Price £25.00, 2001, 366 pages.
Gregory Michno was born in Detroit in 1948. His father was a submariner in World War II aboard the USS Pampanito, one of the many submarines, which hunted in packs in the seas around south east Asia, and which sunk many Japanese ships carrying POWs.
This well researched and documented book is crammed with personal accounts of the many movements of POWs to meet the Japanese demand for slave labour as they advanced through south east Asia, the conflicting calls from Japan to replace men enlisted into the ever increasing armed forces. It is not a book for the squeamish for many of the accounts of the conditions in which men were transported, and their efforts to survive, are truly harrowing.
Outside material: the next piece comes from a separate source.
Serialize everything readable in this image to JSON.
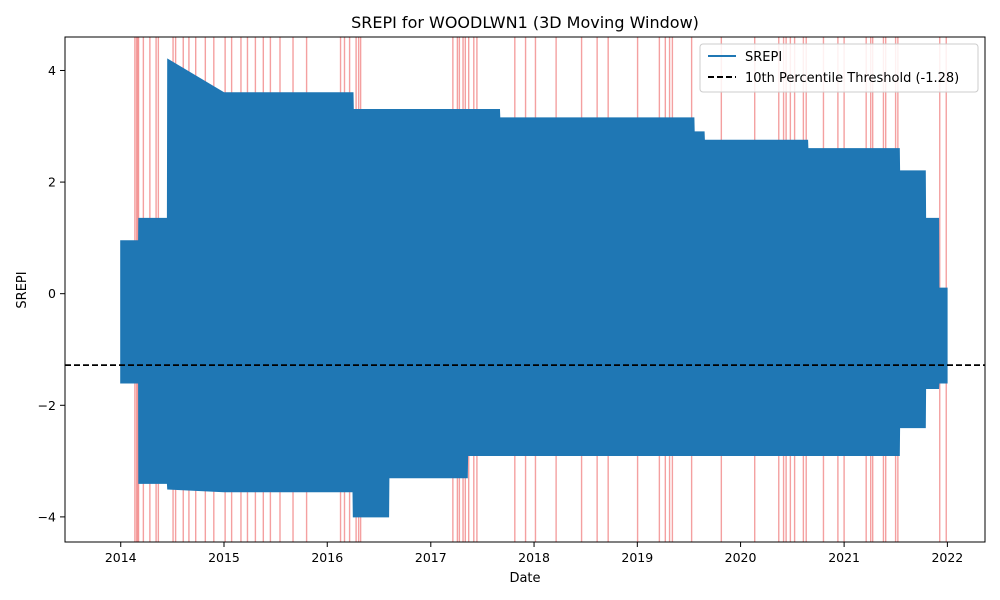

Underlying this story of unrelenting horror, which some have said is too terrible for a book, is the recent revelation that the Allies had, in the spring of 1943, cracked the code used by the Japanese when signalling ship movements. Thereafter everything the Allies needed to know about ships' times, routes and cargoes was passed to the submarines hunting them. Not surprisingly increased dramatically through 1943 and 1944 and though hard pressed shipyards added 465,000 tons to the fleet, losses of 1,809,000 tons reduced the total tonnage at sea to 1,466,000, 23% of what the Japanese had started the war with. In the process America lost more POWs by 'friendly fire' than in the battle for Okinawa the bloodiest of all Pacific battles.
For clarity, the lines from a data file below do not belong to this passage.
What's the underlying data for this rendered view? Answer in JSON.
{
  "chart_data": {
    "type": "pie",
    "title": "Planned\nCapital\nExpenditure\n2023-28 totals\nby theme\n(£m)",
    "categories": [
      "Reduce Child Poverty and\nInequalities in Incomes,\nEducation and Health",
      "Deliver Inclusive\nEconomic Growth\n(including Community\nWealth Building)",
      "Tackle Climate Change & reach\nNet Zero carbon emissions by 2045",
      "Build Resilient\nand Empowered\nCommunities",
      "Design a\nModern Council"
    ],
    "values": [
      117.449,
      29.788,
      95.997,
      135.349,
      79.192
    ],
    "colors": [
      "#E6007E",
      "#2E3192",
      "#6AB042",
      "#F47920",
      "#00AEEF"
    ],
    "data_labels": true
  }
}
This book is a reminder of the number of other nationalities, including civilians, who suffered at the hands of the Japanese. The detail and human stories it provides complement the essential facts of Van Waterford's book Prisoners of the Japanese in World War II. In the latter for example the last draft from Hong Kong to Japan is recorded as a single journey of just 6 days. It was however a 17 days three leg marathon as one clapped out hulk was exchanged another at Formosa and patched up in Shanghai.
For any research into the war in the Pacific this is a valuable companion to Van Waterford. It has an equally extensive list of references and bibliography.
It can be ordered through local libraries. There is a copy in the Luton Library.